I used to fear. Reading "The Amityville Horror" scared the shit out of me. "The Exorcist" gave me the creeps. I sometimes feared getting in fights. But as the self-esteem diminished, so too did some of the fear. And as I started to question Catholicism, which seems to thrive on fear, the subjects that traditionally had frightened me no longer did. I once feared loss above all else, particularly the loss of my mother. As I lay awake at night awaiting her return home or as I pondered the potential pitfalls of her vacations with her friends, fear paralyzed me. One parent already had abandoned me. Fear and guilt commingled, and I feared that if I were to disappoint my mother, she too would leave me. She did nothing to allay such fears and in fact used them as leverage. She would say that she was running away, which of course elicited from me childhood entreaties that she not. Eventually, I feared that she would return. The fear of loss, however, influenced my relationships, sometimes to the point of destruction. Or I would shelter myself from loss by preemptively making a break with another person or by never getting involved in the first place.
I feared the unfamiliar despite the unsettling nature of the familiar. I never wanted to go back to school on Monday, let alone after the summer. I didn't want to go on trips with the soccer team, and when did, I was predisposed to cast aspersions on the families with which I would stay so that I could stay at the hotel. My mother caught me, sitting at the kitchen table on a Sunday night, reading a note she had written to my third-grade teacher. She started slapping my arms, but I had read most of it; she asked the teacher in this note why I never wanted to go to school. She probably never entertained the idea that the problem may have resided within me, and her. That proclivity to look for an external reason probably influenced my approach toward my own tumult; what, or who, on the outside had the balm to salve my wounds? Perhaps if she had asked more penetrating questions, we might have been able to address my difficulties earlier. But she lacked that capability, and awareness generally lagged behind these more enlightened times. My mother herself lived in perpetual fear, and the multiple locks on every door kept potential intruders, and reality, at bay, allowing my mother to exist in the world she created. Since having a stroke, her paranoia has only intensified, as if the incident removed what little capacity her brain had to balance out her irrational tendencies, the blood from the brain puncturing the rice-paper dam and allowing the full torrent of irrationality to pour forth.

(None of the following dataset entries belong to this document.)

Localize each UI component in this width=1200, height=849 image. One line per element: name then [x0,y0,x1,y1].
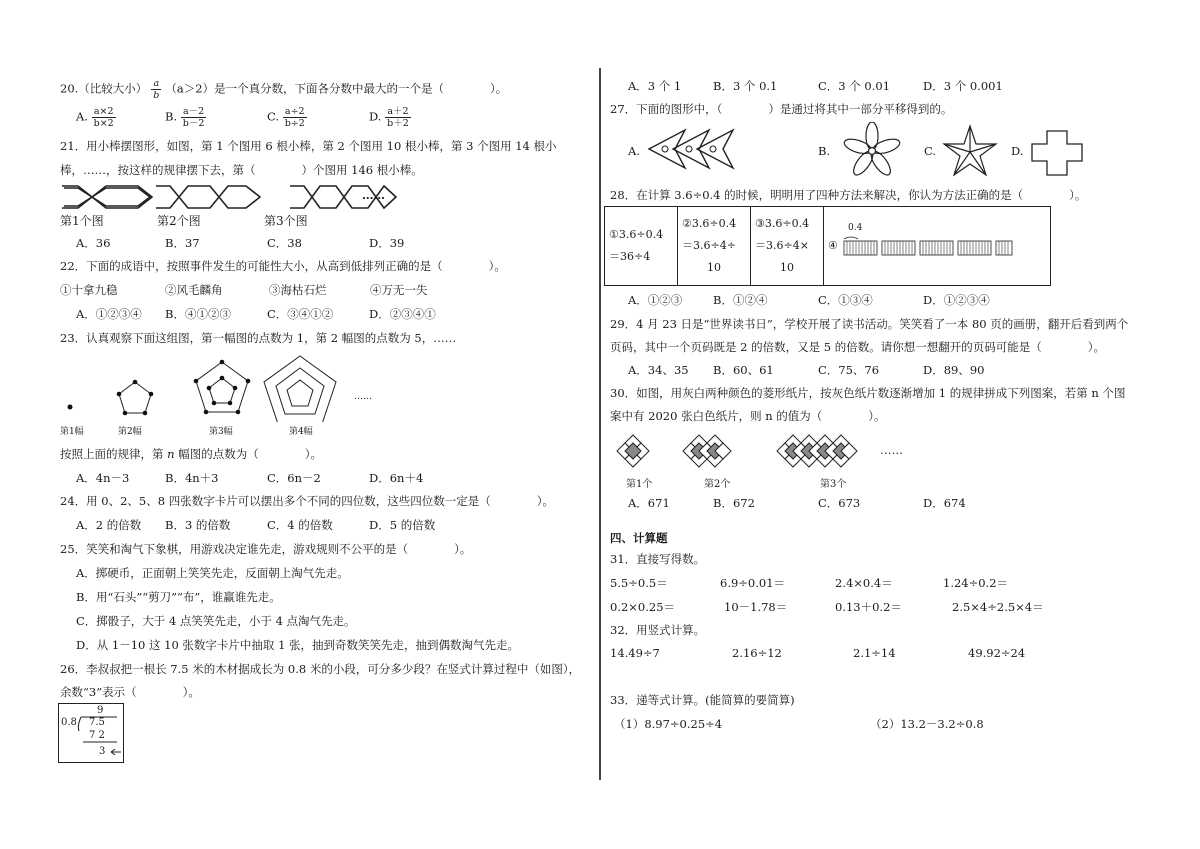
q20-option-b[interactable]: B. $\frac{a-2}{b-2}$ [165,106,205,129]
q31-item-8: 2.5×4÷2.5×4＝ [952,600,1044,614]
q28-methods-table [604,206,1051,286]
q23-fig-label-1: 第1幅 [60,427,84,437]
q23-option-b[interactable]: B．4n＋3 [165,471,219,485]
q30-rhombus-figures [610,429,900,471]
q22-option-c[interactable]: C．③④①② [267,307,334,321]
q23-stem: 23．认真观察下面这组图，第一幅图的点数为 1，第 2 幅图的点数为 5，…… [60,331,457,345]
q28-option-c[interactable]: C．①③④ [818,293,873,307]
q21-fig-label-3: 第3个图 [264,214,308,228]
q21-option-c[interactable]: C．38 [267,236,302,250]
q29-line2: 页码，其中一个页码既是 2 的倍数，又是 5 的倍数。请你想一想翻开的页码可能是（ ）。 [610,340,1106,354]
q26-quotient: 9 [97,705,104,716]
q21-fig-label-1: 第1个图 [60,214,104,228]
q22-option-a[interactable]: A．①②③④ [76,307,142,321]
q23-option-c[interactable]: C．6n－2 [267,471,321,485]
q33-item-1: （1）8.97÷0.25÷4 [614,717,723,731]
q24-option-a[interactable]: A．2 的倍数 [76,518,142,532]
q28-decimal-bars [841,235,1016,257]
q25-option-d[interactable]: D．从 1－10 这 10 张数字卡片中抽取 1 张，抽到奇数笑笑先走，抽到偶数淘气先走。 [76,638,520,652]
q30-fig-label-2: 第2个 [704,479,731,490]
q26-remainder: 3 [99,746,106,757]
q27-option-b[interactable]: B. [818,144,831,158]
q26-dividend: 7.5 [89,717,105,728]
q21-line1: 21．用小棒摆图形，如图，第 1 个图用 6 根小棒，第 2 个图用 10 根小棒，第 3 个图用 14 根小 [60,139,557,153]
q25-option-b[interactable]: B．用“石头”“剪刀”“布”，谁赢谁先走。 [76,590,281,604]
q30-option-c[interactable]: C．673 [818,496,861,510]
q22-option-b[interactable]: B．④①②③ [165,307,231,321]
q29-option-d[interactable]: D．89、90 [923,363,985,377]
q30-option-d[interactable]: D．674 [923,496,966,510]
q27-star-figure [942,124,998,178]
q28-method-4: 0.4 ④ [824,207,1051,286]
q32-item-2: 2.16÷12 [732,646,782,660]
q26-option-a[interactable]: A．3 个 1 [628,79,682,93]
q30-line2: 案中有 2020 张白色纸片，则 n 的值为（ ）。 [610,409,886,423]
q22-item-3: ③海枯石烂 [269,283,327,297]
q26-product: 7 2 [89,730,105,741]
q31-item-1: 5.5÷0.5＝ [610,576,668,590]
q24-option-b[interactable]: B．3 的倍数 [165,518,231,532]
q22-item-1: ①十拿九稳 [60,283,118,297]
section-4-heading: 四、计算题 [610,531,668,545]
q26-line2: 余数“3”表示（ ）。 [60,685,200,699]
q22-item-2: ②风毛麟角 [165,283,223,297]
q29-option-a[interactable]: A．34、35 [628,363,689,377]
q29-line1: 29．4 月 23 日是“世界读书日”，学校开展了读书活动。笑笑看了一本 80 页的画册，翻开后看到两个 [610,317,1129,331]
q22-item-4: ④万无一失 [370,283,428,297]
q24-stem: 24．用 0、2、5、8 四张数字卡片可以摆出多个不同的四位数，这些四位数一定是（ ）。 [60,494,554,508]
q20-option-a[interactable]: A. $\frac{a\times 2}{b\times 2}$ [76,106,114,129]
q29-option-c[interactable]: C．75、76 [818,363,880,377]
q28-option-b[interactable]: B．①②④ [713,293,768,307]
q21-option-d[interactable]: D．39 [369,236,405,250]
q28-method-1: ①3.6÷0.4 ＝36÷4 [605,207,678,286]
q24-option-c[interactable]: C．4 的倍数 [267,518,333,532]
q25-option-a[interactable]: A．掷硬币，正面朝上笑笑先走，反面朝上淘气先走。 [76,566,349,580]
q30-fig-label-3: 第3个 [820,479,847,490]
q32-stem: 32．用竖式计算。 [610,623,706,637]
q23-ellipsis: …… [354,392,372,402]
q28-method-3: ③3.6÷0.4 ＝3.6÷4× 10 [751,207,824,286]
q26-option-c[interactable]: C．3 个 0.01 [818,79,891,93]
q28-stem: 28．在计算 3.6÷0.4 的时候，明明用了四种方法来解决，你认为方法正确的是（ ）。 [610,188,1087,202]
q31-item-7: 0.13＋0.2＝ [835,600,902,614]
q32-item-4: 49.92÷24 [968,646,1026,660]
q20-stem: 20.（比较大小） $\frac{a}{b}$ （a＞2）是一个真分数，下面各分数中最大的一个是（ ）。 [60,78,508,101]
q21-option-a[interactable]: A．36 [76,236,111,250]
q23-fig-label-3: 第3幅 [209,427,233,437]
q25-option-c[interactable]: C．掷骰子，大于 4 点笑笑先走，小于 4 点淘气先走。 [76,614,356,628]
q22-stem: 22．下面的成语中，按照事件发生的可能性大小，从高到低排列正确的是（ ）。 [60,259,506,273]
q21-line2: 棒，……，按这样的规律摆下去，第（ ）个图用 146 根小棒。 [60,163,423,177]
q33-stem: 33．递等式计算。(能简算的要简算) [610,693,795,707]
q23-pentagon-figures [60,352,400,422]
q30-option-a[interactable]: A．671 [628,496,670,510]
q20-option-c[interactable]: C. $\frac{a\div 2}{b\div 2}$ [267,106,305,129]
q26-divisor: 0.8 [61,717,77,728]
q20-option-d[interactable]: D. $\frac{a+2}{b+2}$ [369,106,409,129]
q23-fig-label-2: 第2幅 [118,427,142,437]
q21-fig-label-2: 第2个图 [157,214,201,228]
q22-option-d[interactable]: D．②③④① [369,307,436,321]
q27-option-c[interactable]: C. [924,144,937,158]
q27-flower-figure [836,122,908,180]
q27-arrow-figure [645,127,735,171]
q31-item-2: 6.9÷0.01＝ [720,576,786,590]
q27-cross-figure [1031,130,1083,176]
q23-option-a[interactable]: A．4n－3 [76,471,130,485]
q33-item-2: （2）13.2－3.2÷0.8 [870,717,984,731]
q21-option-b[interactable]: B．37 [165,236,200,250]
q30-option-b[interactable]: B．672 [713,496,755,510]
q28-option-d[interactable]: D．①②③④ [923,293,990,307]
q21-ellipsis: …… [362,188,385,202]
q30-ellipsis: …… [880,443,903,457]
q30-fig-label-1: 第1个 [626,479,653,490]
q28-method-2: ②3.6÷0.4 ＝3.6÷4÷ 10 [678,207,751,286]
q26-line1: 26．李叔叔把一根长 7.5 米的木材据成长为 0.8 米的小段，可分多少段？在竖式计算过程中（如图）， [60,662,581,676]
q26-option-b[interactable]: B．3 个 0.1 [713,79,778,93]
q26-long-division-box [58,703,124,763]
q27-option-d[interactable]: D. [1011,144,1024,158]
q21-stick-figures [60,183,400,213]
q31-item-4: 1.24÷0.2＝ [943,576,1009,590]
q31-stem: 31．直接写得数。 [610,552,706,566]
q27-stem: 27．下面的图形中，（ ）是通过将其中一部分平移得到的。 [610,102,953,116]
q32-item-1: 14.49÷7 [610,646,660,660]
q31-item-5: 0.2×0.25＝ [610,600,676,614]
q27-option-a[interactable]: A. [628,144,640,158]
q25-stem: 25．笑笑和淘气下象棋，用游戏决定谁先走，游戏规则不公平的是（ ）。 [60,542,472,556]
q23-option-d[interactable]: D．6n＋4 [369,471,424,485]
q23-ask: 按照上面的规律，第 n 幅图的点数为（ ）。 [60,447,322,461]
column-divider [599,68,601,780]
q26-option-d[interactable]: D．3 个 0.001 [923,79,1003,93]
q24-option-d[interactable]: D．5 的倍数 [369,518,436,532]
q31-item-6: 10－1.78＝ [724,600,788,614]
q32-item-3: 2.1÷14 [853,646,896,660]
q30-line1: 30．如图，用灰白两种颜色的菱形纸片，按灰色纸片数逐渐增加 1 的规律拼成下列图案，若第 n 个图 [610,386,1126,400]
q28-option-a[interactable]: A．①②③ [628,293,683,307]
q29-option-b[interactable]: B．60、61 [713,363,774,377]
q23-fig-label-4: 第4幅 [289,427,313,437]
q31-item-3: 2.4×0.4＝ [835,576,893,590]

I behaved well in school and brought home the sterling report cards. My third-grade teacher, the same one to whom my mother had written the purloined letter, blew a gasket when I punched a hole through my royal-blue turtleneck. Such uncharacteristic behavior for the child who wasn't. I was latchkey before the term existed, and my mother exclaimed over and over and over that I never lost a key. So I stole and I drank and I smoked marijuana and lived a life in parallel, Thomas the twin.
The most pivotal factor in overcoming fear consisted of my recognition that no greater horror awaited me that could surpass what I already had experienced. What on the outside possessed the capability to frighten me when the devils within had haunted me for my entire life? And why do my dreams keep me awake at night?